Eigentlich sollte das Otto-und-Langen-Quartier in Mülheim ein Beispiel für gemeinwohlorientierte Stadtentwicklung im großen Stil werden (siehe auch Seite 12) — mit günstigen Wohnungen, kleinen Handwerks- und Kreativbetrieben, soziokulturellen und Bildungsangeboten. Es gab sogar eine Resolution im Stadtrat dazu. 2021 nutzte die Stadt ihr Vorkaufsrecht und erwarb die ehemalige KHD-Hauptverwaltung. Seitdem liegt der Gebäuderiegel an der Deutz-Mülheimer-Straße brach. Der ­größere Teil gehört der landeseigenen Gesellschaft NRW Urban.

Eben dieses Areal möchte die Stadt Köln, um alles zusammen zu entwickeln, seit drei Jahren kaufen — aber zu günstigeren Konditionen im sogenannten ­Direkterwerb, damit die Gemeinwohlorientierung auch finanzierbar ist. Doch die Landesregierung will möglichst teuer an einen ­Investor verkaufen.

Das Gelände zu entwickeln, wäre indes auch aufwändig: der Denkmalschutz, kontaminierte Böden, die Nähe zum Hafen — und eine überlastete Verwaltung. Die Euphorie für das Projekt hält sich beim Kölner Baudezernenten Markus Greitemann im Rahmen.

Nun durchkreuzt NRW-Bauministerin Ina Scharrenbach (CDU) die  Pläne womöglich endgültig. Am 5. März teilte die Ministe­rin der Stadt mit, ein Direkterwerb sei bei den derzeitigen Kölner Plänen nicht zulässig. Laut Scharrenbach muss das Grundstück »insgesamt (das heißt zu 100%)« für eine kommunale Nutzung und öffentlich geförderten Wohnraum verwendet werden.

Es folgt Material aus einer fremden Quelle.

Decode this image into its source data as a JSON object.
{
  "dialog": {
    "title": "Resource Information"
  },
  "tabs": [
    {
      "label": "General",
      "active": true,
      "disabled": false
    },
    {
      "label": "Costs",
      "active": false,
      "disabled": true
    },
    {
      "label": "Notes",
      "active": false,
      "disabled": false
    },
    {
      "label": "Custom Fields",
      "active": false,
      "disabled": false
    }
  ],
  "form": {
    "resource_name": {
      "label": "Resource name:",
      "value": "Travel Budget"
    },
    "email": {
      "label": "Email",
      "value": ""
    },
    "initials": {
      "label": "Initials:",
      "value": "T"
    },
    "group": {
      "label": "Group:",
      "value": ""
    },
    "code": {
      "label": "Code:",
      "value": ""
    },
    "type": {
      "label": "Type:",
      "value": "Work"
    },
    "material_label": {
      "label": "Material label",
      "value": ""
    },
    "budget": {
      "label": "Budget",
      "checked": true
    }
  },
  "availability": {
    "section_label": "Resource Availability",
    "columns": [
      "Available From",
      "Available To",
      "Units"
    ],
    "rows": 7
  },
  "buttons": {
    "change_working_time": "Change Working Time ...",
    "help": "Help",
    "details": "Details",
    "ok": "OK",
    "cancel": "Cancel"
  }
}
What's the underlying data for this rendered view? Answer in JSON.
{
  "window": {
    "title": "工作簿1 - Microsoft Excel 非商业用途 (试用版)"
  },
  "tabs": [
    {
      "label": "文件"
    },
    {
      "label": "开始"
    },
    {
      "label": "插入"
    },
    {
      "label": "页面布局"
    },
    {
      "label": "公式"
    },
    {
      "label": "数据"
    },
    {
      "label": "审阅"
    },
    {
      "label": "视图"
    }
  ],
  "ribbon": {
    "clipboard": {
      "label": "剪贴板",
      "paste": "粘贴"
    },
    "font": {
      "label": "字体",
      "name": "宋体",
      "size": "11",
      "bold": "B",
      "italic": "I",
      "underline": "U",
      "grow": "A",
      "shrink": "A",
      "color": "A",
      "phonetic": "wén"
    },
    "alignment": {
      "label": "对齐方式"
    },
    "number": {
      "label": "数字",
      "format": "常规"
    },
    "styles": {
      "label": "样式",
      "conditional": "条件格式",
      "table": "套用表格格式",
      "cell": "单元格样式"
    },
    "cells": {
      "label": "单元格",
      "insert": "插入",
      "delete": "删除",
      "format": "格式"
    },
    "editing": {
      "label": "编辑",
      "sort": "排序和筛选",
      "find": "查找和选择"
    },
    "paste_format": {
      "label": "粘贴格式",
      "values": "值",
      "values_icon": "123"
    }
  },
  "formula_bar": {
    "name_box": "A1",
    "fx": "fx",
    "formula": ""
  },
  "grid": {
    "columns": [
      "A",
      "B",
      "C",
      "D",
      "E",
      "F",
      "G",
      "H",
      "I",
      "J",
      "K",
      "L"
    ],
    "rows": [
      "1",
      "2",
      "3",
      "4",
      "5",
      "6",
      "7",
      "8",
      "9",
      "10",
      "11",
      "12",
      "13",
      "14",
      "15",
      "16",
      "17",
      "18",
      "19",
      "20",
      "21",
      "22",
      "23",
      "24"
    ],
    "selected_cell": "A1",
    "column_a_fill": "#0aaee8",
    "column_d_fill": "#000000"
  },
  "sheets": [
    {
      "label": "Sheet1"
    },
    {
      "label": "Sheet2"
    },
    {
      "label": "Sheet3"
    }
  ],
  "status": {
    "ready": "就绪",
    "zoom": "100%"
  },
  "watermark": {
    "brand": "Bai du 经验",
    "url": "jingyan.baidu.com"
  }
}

Dabei hatte gerade eine Änderung im Haushaltsgesetz des Landes, den Initiativen, die sich hier seit Jahren für die Idee einsetzen, Hoffnung gegeben: Auf Antrag der Grünen im Landtag wurde das Haushaltsgesetz so geändert, dass Direktverkäufe vom Land an Kom­munen oder kommunale Gesellschaften ohne Ausschreibung mög­lich sind — unter der Bedingung, dass das Grundstück für ­geförderten Wohnungsbau oder für kommunale Zwecke genutzt wird — um diesen »kommunalen Zweck« geht es nun.

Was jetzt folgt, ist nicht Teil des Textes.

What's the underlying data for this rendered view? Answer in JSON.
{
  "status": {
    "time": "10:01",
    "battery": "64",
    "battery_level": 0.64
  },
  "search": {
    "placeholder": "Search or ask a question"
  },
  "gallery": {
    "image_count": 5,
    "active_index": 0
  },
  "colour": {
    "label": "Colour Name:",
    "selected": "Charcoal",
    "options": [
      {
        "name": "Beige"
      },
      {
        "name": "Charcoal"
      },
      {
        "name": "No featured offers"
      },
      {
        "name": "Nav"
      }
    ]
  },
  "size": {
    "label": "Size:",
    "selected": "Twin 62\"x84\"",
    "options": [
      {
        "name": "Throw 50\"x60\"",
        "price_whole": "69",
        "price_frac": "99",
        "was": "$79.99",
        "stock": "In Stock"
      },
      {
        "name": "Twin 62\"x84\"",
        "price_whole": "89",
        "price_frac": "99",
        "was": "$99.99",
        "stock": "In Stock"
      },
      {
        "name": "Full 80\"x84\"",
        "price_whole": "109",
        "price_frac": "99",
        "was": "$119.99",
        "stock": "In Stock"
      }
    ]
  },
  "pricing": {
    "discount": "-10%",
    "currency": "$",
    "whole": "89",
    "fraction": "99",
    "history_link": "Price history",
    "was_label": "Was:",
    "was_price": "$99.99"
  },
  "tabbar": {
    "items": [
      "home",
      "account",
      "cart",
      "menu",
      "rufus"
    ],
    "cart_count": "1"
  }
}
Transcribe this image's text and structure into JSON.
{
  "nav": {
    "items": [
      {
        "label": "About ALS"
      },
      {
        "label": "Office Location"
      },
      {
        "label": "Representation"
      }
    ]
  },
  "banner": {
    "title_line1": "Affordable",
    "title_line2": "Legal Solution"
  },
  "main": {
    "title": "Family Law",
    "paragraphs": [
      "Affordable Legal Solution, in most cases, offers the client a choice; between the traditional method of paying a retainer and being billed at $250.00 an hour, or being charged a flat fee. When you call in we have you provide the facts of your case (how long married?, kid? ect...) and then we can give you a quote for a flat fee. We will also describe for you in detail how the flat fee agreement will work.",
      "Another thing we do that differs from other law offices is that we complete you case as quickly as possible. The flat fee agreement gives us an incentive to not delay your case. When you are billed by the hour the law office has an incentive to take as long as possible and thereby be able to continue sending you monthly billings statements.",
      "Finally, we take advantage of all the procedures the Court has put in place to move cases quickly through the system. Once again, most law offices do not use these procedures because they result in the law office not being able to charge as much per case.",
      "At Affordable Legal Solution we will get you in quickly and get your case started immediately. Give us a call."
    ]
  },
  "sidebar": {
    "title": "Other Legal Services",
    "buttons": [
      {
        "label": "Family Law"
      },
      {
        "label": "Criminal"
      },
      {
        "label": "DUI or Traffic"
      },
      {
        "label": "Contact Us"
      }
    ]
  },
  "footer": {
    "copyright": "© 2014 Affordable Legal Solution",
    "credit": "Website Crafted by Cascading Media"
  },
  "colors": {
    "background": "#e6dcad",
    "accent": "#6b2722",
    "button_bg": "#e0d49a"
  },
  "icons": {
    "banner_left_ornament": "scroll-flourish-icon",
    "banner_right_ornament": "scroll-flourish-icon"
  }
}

Nach Ansicht von Jörg Frank, Sprecher des Initiativkreises Otto-Langen-Quartier, der mit mehr als einem Dutzend Initiativen zusammenarbeitet, ist eben dieser Zweck gegeben. Als kommunaler Zweck sind sogenannte Selbstverwal­tungs­aufgaben definiert: zum ­einen jene, zu denen die Kommune verpflichtet ist — etwa Bau und Unterhalt von Schulbau oder die Abwasserbeseitigung —, zum anderen freiwillige wie kulturelle und soziale Angebote, aber auch Grünanlagen. In der Verwaltungsvorschrift zum neuen Passus im NRW-Haushaltsgesetz heißt es zwar, die Kommune müsse bei ­einem Direkt­erwerb den kommunalen Zweck dort selbst erfüllen, doch könne sie »im Einzelfall« das auch durch »eine spätere Vermietung/Verpachtung oder Veräußerung an Dritte« tun, solange diese nicht rein gewerblich und gewinnorientiert wirtschaften und die Kommune Grundstückeigentümerin bleibt. Für den Initiativkreis ist da­her klar, dass Teile des Otto-und-Langen-Quartiers im Rahmen des Erbbaurechts auch an Genossenschaften, an soziale oder ­kulturelle Träger oder im Sinne kommunaler Wirtschaftsförderung auch etwa an Handwerksbetriebe vergeben werden können — denn die Stadt Köln bliebe mittels ­Erbbaurecht Grundstückseigentümerin.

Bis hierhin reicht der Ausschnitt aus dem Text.